The start of the Monte Carlo Rally today will mark the end of a period of suspense for Estonia’s best rally team Ott Tänak and Martin Järveoja. How have the men adjusted at Toyota? Was it the right choice to change teams? How fast is the Yaris?
Tänak-Järveoja managed the third best time at a test stage held near the city of Gap, losing 0.5 seconds to Hyundai lead driver Thierry Neuville. The Estonian pair piloted the fastest Toyota as teammates Jari-Matti Latvala and Esapekka Lappi came in sixth (losing 0.8 seconds to Tänak) and eighth (+ 2.1 seconds) respectively. “The test stage means nothing. However, I felt good in the car, and I’m excited,” Tänak said.
Off to a positive start
After a short break, the Estonians took to the stage again twice in the dark, once more managing quick times. “The shakedown was positive. Surprisingly positive. Everything that had to happen did happen. It was a good start; everything was in order – we had no worries. Every kilometer adds to the routine,” Järveoja added.
Tänak’s co-driver has learned a lot over the past year. Järveoja, who made his WRC debut at the Monte Carlo Rally last year, recalls that he had a much tougher time back then. “If today, we were ready to go by around four thirty in the afternoon, last time we were still assembling the car at that time. Everyone had new cars back then,” he recalls. “Some of the roads are already familiar this year. Yes; even though we have a new car this year, too, I can take it a little easier.”

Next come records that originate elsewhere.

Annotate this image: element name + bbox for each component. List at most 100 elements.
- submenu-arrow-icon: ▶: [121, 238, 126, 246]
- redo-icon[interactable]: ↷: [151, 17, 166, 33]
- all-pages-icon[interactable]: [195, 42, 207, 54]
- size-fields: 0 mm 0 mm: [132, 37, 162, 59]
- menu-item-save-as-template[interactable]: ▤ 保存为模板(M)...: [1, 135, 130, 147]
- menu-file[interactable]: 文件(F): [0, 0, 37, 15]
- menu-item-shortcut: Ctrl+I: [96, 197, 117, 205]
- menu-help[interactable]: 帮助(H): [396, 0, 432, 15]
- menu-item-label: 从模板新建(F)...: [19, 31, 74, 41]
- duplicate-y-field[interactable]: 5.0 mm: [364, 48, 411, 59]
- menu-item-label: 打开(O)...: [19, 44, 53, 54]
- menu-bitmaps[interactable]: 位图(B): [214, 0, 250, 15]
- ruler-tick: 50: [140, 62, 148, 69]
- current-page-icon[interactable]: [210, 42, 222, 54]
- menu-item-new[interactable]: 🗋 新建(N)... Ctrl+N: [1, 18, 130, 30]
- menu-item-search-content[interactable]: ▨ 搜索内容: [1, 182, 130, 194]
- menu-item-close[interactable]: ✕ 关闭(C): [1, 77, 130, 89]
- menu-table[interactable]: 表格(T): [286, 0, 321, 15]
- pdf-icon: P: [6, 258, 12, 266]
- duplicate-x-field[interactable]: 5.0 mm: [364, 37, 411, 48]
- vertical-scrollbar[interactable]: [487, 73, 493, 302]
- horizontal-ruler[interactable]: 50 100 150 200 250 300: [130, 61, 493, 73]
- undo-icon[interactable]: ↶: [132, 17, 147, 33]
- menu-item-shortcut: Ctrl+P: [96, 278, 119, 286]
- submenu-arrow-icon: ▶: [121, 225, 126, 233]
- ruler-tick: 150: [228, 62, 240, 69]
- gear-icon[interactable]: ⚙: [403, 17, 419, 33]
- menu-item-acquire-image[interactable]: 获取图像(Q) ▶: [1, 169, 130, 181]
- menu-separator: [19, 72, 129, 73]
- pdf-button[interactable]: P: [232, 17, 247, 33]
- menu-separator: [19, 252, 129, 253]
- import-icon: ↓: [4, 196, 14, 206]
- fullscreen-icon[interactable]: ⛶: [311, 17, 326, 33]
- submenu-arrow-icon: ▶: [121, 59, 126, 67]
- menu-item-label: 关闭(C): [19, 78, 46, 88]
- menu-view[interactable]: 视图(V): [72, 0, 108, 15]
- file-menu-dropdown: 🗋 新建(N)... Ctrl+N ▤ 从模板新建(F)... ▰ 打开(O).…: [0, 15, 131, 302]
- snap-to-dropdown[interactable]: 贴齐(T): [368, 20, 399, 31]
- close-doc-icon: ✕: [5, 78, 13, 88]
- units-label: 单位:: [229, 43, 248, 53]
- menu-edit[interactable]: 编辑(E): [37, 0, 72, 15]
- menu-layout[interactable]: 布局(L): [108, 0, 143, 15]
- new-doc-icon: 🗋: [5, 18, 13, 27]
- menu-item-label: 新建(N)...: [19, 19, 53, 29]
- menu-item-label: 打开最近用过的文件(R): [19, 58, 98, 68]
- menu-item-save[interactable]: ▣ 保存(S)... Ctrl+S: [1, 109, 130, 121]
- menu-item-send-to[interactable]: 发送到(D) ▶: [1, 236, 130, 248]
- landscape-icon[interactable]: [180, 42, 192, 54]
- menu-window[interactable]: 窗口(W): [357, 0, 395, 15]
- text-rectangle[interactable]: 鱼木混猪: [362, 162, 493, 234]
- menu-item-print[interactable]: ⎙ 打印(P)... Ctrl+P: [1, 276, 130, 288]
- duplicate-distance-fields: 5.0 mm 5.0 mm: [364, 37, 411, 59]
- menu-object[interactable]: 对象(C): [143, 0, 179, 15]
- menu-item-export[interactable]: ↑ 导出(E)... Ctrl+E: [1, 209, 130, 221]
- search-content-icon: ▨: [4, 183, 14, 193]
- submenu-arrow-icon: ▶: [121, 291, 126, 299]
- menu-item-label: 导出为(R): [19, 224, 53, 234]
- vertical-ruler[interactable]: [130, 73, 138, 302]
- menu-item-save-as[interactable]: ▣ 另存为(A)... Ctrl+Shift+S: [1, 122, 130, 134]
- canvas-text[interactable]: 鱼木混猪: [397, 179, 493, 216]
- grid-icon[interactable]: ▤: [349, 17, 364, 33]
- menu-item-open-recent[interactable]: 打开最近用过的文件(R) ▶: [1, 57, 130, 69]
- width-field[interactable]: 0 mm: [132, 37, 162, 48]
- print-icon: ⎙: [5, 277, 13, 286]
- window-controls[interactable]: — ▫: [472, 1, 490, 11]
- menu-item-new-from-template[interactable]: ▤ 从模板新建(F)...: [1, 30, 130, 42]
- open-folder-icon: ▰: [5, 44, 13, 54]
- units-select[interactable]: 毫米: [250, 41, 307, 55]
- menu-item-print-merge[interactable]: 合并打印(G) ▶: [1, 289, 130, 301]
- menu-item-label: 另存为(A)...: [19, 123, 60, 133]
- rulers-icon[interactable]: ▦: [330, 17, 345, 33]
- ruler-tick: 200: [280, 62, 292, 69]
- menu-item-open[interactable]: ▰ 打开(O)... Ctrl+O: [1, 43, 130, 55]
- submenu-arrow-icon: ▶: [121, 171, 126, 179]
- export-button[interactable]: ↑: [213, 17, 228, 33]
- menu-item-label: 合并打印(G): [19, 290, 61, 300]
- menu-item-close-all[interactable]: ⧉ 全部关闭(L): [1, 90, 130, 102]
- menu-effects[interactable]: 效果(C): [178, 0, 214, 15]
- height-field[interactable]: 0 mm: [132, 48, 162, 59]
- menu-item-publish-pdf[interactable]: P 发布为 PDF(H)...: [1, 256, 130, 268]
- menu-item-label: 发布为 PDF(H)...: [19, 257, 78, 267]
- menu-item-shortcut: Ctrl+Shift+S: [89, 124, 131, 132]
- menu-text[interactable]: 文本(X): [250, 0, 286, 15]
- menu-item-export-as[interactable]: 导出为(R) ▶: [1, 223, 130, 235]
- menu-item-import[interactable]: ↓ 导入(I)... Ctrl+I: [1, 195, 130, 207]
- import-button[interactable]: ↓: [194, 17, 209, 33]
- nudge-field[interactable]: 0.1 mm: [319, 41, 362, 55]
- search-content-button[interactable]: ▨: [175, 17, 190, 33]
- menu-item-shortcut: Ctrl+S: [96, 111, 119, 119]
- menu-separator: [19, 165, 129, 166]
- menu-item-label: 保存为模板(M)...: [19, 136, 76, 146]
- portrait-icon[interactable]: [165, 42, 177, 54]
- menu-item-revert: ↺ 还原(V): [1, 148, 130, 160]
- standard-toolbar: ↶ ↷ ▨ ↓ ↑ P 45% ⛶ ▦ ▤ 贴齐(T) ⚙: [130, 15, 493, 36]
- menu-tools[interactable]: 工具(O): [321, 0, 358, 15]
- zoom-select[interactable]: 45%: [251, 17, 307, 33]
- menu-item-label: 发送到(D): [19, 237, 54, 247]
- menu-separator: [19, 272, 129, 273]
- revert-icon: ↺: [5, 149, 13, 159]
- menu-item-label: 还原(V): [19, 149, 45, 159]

Both men realize that one does not become the world champion overnight, and that both the drivers and the car need more time. Tänak said that the new car’s setup requires more getting used to. Järveoja added that even the view out of the car is different.
“There are a lot of details that are different. Even the seat is different, the view, switches – everything is different. But it is nothing that bothers me,” Järveoja says. “I suppose this rally will be a little different. It will be interesting to see how quickly and successfully we’ll get adjusted to the car. The rally will tell where we are,” Tänak says.
The Estonians are being thorough. Järveoja was still discussing the car’s behavior with engineers when teammates were already eating and Tänak was giving interviews. It does not bother the co-driver; rather it is one part of adjustment. “Some things need to be pushed before they can happen. They will be sorted,” he explains without going into detail. Järveoja adds that every day is a new lesson for the Toyota team despite the fact it already has one season behind it. “Everything is working; however, there is always room for improvement as long as one is not the world champion. Details can always be improved.”
Neither Tänak nor Järveoja were willing to guess how fast they will be in Monte Carlo. Tänak said that test stages have been for getting to know the car, not racing. “A test is a test. Racing is for when
the rally begins,” he said. The driver added that rather he will try to make the car comfortable for himself – its ability will be up to the engineers.
Last season’s number three and crowd favorite Tänak will obviously aim for world champion but remains modest. “There is no sense in entertaining high hopes as disappointment might hurt later. Right now, we must be professional and get the show on the road. Words count for nothing here. Driving matters!”
The first day of the rally will start at 10.43 p.m. when the drivers take to the 37-kilometer opening stage. Postimees will cover the rally in its live blog, and each day of the rally will be summed up on Kanal 12.